Ao tomar conhecimento da versão, esta semana, Ivan de Souza Mendes riu bastante. “Esse Saulo é mesmo um trêfego”, afirmou, repetindo o adjetivo que costumava usar para definir seu antigo colega de governo. Maílson também rebateu: “Isso é invenção. Esses diálogos não existiram”. E lembrou que estava sentado ao lado de Leônidas e Ivan naquela reunião.
Leônidas foi além: “Esse cidadão está maluco”. O ex-ministro do Exército, dono de memória prodigiosa, refez o relato da reunião e reafirmou que “havia muita compostura e respeito nessas reuniões.

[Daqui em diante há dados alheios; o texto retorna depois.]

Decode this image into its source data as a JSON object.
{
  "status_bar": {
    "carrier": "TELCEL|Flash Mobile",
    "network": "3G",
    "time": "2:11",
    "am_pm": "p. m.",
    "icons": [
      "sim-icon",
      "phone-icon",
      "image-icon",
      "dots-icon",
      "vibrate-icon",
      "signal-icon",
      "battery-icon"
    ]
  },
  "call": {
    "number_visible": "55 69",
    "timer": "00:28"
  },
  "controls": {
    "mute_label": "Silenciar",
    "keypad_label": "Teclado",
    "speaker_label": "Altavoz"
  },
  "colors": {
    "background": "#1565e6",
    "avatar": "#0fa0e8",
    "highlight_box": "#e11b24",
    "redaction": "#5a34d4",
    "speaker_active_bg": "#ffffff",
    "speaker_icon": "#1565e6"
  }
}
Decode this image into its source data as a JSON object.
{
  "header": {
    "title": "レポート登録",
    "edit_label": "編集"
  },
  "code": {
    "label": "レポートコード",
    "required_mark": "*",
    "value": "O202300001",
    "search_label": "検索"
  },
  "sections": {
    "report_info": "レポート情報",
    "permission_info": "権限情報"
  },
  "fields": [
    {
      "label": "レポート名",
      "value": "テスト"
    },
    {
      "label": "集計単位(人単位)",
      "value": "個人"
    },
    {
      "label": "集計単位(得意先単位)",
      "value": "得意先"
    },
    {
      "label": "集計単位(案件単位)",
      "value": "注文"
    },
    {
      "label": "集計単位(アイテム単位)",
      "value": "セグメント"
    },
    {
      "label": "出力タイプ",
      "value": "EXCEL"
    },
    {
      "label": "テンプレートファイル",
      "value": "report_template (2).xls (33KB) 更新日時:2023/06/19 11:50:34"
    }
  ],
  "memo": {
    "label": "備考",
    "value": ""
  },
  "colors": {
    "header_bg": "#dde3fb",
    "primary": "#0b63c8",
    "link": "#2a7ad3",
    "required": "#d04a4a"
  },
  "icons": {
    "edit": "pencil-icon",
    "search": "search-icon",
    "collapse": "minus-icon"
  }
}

Não havia a menor possibilidade de uma grosseria dessas”. De quebra, o general corrigiu outros relatos feito por Saulo. “Ele não está bom da cabeça”, concluiu.
Procurado, o senador José Sarney preferiu não fazer comentários a respeito do livro do amigo.
Exercício de leviandade
Os trechos mais perversos do panegírico que Saulo escreveu em sua homenagem são os que mencionam o ministro do Supremo Tribunal Federal, José Celso de Mello Filho. O advogado diz que, quando se ia examinar a validade do domicílio eleitoral de José Sarney no Amapá, Celso de Mello teria telefonado para avisar que só se encontravam no STF ele e o ministro Marco Aurélio. E que seria arriscado entrar com o pedido, já que Marco Aurélio, por ser primo de Collor, poderia complicar as coisas para Sarney. Na vida real, os onze ministros do STF encontravam-se na Corte naquele dia, conforme atesta a própria Ata de Distribuição de processos.
Mas o fato é que o pedido caiu nas mãos de Marco Aurélio, que deu a liminar em favor de Sarney. E relata Saulo: “Veio o dia do julgamento do mérito pelo plenário. Sarney ganhou, mas o último a votar foi o ministro Celso de Mello, que votou pela cassação da candidatura de Sarney.”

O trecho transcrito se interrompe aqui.